The effect of stereochemical constraints on the structural properties of folded proteins
Jack A. Logan, Jacob Sumner, Alex T. Grigas, Mark D. Shattuck, Corey S. OHern
TL;DR
This paper investigates how stereochemical constraints influence the structural properties of folded proteins by developing a progression of coarse-grained models, culminating in a modMPSC model with multiple side-chain beads and explicit bend/dihedral constraints. Using damped MD with a central compressive force, the authors show that simple models fail to capture key metrics, while incorporating backbone constraints and increasingly detailed side chains enables accurate reproduction of the radius of gyration scaling, structure factor, core packing fraction, and core amino-acid content across a large X-ray structure dataset ($\sim 2500$ proteins).
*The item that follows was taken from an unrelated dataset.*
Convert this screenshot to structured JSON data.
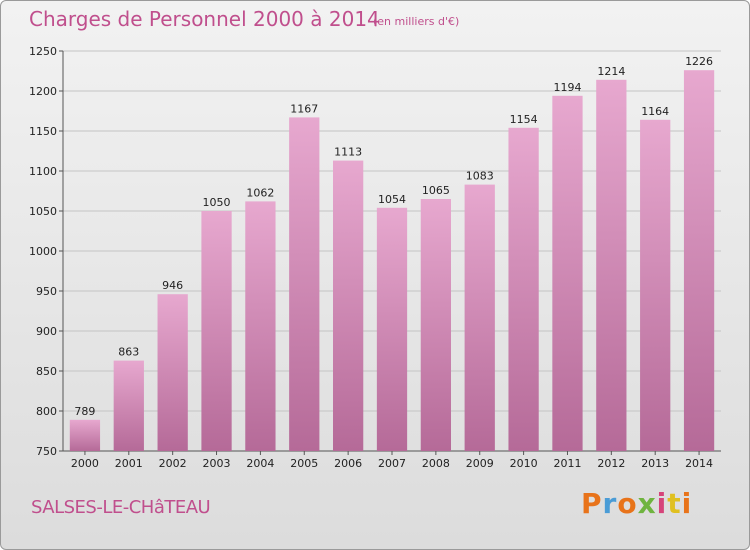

The modMPSC model achieves near-quantitative agreement with core packing ($\langle \phi \rangle \approx 0.57$, $\langle f_{\rm core} \rangle \approx 0.09$) and with $R_g(n)$ and $S(q)$, though core $\mathrm{C}_{\alpha}$ RMSD remains ~$3$ Å, highlighting avenues for further refinement via dihedral restraints and more detailed side-chain representations. Overall, the work provides a minimal yet physically grounded coarse-grained framework for protein modeling that can accelerate folding, docking, and structure-prediction tasks, with potential comparisons to high-accuracy predictors like AlphaFold.
Abstract
Proteins are composed of chains of amino acids that fold into complex three-dimensional structures. Several key features, such as the radius of gyration, fraction of core amino acids $f_{\rm core}$, packing fraction $\langle φ\rangle$ of core amino acids, and structure factor $S(q)$ define the structure of folded proteins. It is well-known that folded proteins are compact with a radius of gyration $R_g(N) \sim N^ν$ that obeys power-law scaling with the number of amino acids $N$ and $ν\sim 1/3$, $f_{\rm core} \approx 0.09$, and $\langle φ\rangle \approx 0.55$. We also investigate the {\it internal} scaling of the radius of gyration $R_g(n)$ versus the chemical separation $n$ between amino acids for subchains of length $n$ and show that it does not obey simple power-law scaling with $ν\sim 1/3$. Instead, $R_g(n) \sim n^{ν_{1,2}}$ with a larger exponent $ν_1 > 1/3$ for small $n$ and smaller exponent $ν_{2} < 1/3$ for large $n$. To develop a minimal model for proteins that recapitulates these defining structural features, we carry out collapse simulations for a series of coarse-grained models with increasing complexity. We show that a model, which coarse-grains amino acids into a single spherical backbone bead and several variable-sized side-chain beads and enforces bend- and dihedral-angle constraints for the backbone, recapitulates $R_g(n)$, $f_{\rm core}$, $\langle φ\rangle$, and $S(q)$ for more than $2500$ x-ray crystal structures of proteins.